I have written over recent years on the trend for corporates and private enterprise to cloak themselves in the clothes of the third sector – fake non-profits I dubbed them.
The latest suspect I have come across is a private limited company, Inspired Through Sport. It looks inspiring – ‘the largest social enterprise for Great British athletes’. But countless recent Google Reviews allege that it has ended up not paying staff, schools or athletes – even if what may have been paid are director fees, expenses and travel.
It is genuinely not easy to bring value to different stakeholder groups, here athletes, schools and schoolchildren, and perhaps what started as a hopeful venture has become a cropper. Anyone can fail, but it is the terms of that failure which mark this one out as a possible fake non-profit.
The company has not filed accounts and has been fined by an employment tribunal, while the directors have opened up a new company ITS through which they are directing new business. The allegation seems to be to be that if Directors have received monies through the original venture, this money originated from schoolchildren and their families, as schools fundraised to bring in athletes as speakers plus were promised sports equipment from the funds, some of which have never materialised.
One of the curiosities of all this has been the use of the Social Enterprise UK logo, which promises that this is a “certified social enterprise”.
When I flagged this as a concern to Social Enterprise UK, the team were quick to respond, indicating that the venture was not now a member and had been told to withdraw use of the logo. So far, looking at the Inspired Through Sport website which remains live, that hasn’t happened.
The footnote is one of language and trust. There will always be social enterprises that succeed and ones that fail. Social enterprises that are fake non-profits, running what become in effect scams, are rare, albeit perhaps on the rise. In that context, is the term ‘certified social enterprise’ misleading to consumers and stakeholders? There is after all a genuine certification, with independent assurance, in the form of the Social Enterprise Mark.
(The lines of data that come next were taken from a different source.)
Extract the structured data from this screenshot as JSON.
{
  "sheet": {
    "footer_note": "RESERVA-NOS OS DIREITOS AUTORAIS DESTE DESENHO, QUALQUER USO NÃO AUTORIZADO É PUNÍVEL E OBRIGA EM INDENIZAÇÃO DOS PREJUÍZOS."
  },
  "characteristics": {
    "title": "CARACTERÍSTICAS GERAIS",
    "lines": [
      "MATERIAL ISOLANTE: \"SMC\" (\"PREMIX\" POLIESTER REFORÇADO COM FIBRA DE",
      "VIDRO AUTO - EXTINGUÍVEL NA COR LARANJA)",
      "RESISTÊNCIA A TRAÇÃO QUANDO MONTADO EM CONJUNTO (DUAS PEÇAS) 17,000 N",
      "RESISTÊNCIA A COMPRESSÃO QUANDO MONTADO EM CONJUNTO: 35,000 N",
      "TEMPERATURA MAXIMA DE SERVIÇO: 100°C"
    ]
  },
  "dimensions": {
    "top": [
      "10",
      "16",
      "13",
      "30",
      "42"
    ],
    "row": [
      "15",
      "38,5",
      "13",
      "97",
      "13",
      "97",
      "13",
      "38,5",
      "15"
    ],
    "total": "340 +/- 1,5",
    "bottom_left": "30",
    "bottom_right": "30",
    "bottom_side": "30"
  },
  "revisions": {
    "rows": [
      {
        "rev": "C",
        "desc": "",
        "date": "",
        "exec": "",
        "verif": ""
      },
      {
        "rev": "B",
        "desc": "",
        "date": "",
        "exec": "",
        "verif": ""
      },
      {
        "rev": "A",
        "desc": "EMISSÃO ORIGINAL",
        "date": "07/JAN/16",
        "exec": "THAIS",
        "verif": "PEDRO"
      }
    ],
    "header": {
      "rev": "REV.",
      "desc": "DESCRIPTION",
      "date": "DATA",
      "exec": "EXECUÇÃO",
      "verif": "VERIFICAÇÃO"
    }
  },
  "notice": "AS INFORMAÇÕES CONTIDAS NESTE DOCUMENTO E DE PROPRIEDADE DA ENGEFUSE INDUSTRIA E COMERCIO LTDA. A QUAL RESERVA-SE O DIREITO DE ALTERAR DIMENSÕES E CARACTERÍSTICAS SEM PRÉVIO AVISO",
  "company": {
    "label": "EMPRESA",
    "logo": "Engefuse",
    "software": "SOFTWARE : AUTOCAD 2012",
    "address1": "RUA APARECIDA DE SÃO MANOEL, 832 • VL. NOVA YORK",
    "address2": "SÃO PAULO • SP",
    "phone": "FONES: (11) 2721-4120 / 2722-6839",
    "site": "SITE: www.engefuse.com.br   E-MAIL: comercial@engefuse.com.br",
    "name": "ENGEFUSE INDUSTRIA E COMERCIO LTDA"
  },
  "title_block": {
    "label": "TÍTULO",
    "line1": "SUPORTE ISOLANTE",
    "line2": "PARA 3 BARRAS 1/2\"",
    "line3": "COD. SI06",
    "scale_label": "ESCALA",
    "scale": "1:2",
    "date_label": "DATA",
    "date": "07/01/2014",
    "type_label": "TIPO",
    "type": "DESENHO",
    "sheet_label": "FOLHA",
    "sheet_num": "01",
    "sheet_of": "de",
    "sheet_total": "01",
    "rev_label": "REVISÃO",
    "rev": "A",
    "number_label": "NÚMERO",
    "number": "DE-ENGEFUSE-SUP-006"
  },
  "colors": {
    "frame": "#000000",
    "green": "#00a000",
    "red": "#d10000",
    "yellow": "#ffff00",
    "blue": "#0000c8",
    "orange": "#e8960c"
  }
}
Social Enterprise UK is a truly great champion for the sector and has done a huge amount to promote social enterprise. I am proud to have played a small part at the beginning, having co-written with Jonathan Bland and Baroness Glenys Thornton the original business plan for the organisation – then as the Social Enterprise Coalition. As far as I can see, the team today are taking this case seriously and had already triggered a review.
But… why use the word ‘certified’? If it doesn’t cost to join and it is pretty much your word as to whether you are a social enterprise on the forms, and you can then tell the world you are in fact certified, then there is a question: won’t there be more fake non-profits that take advantage of the efforts of everyone else?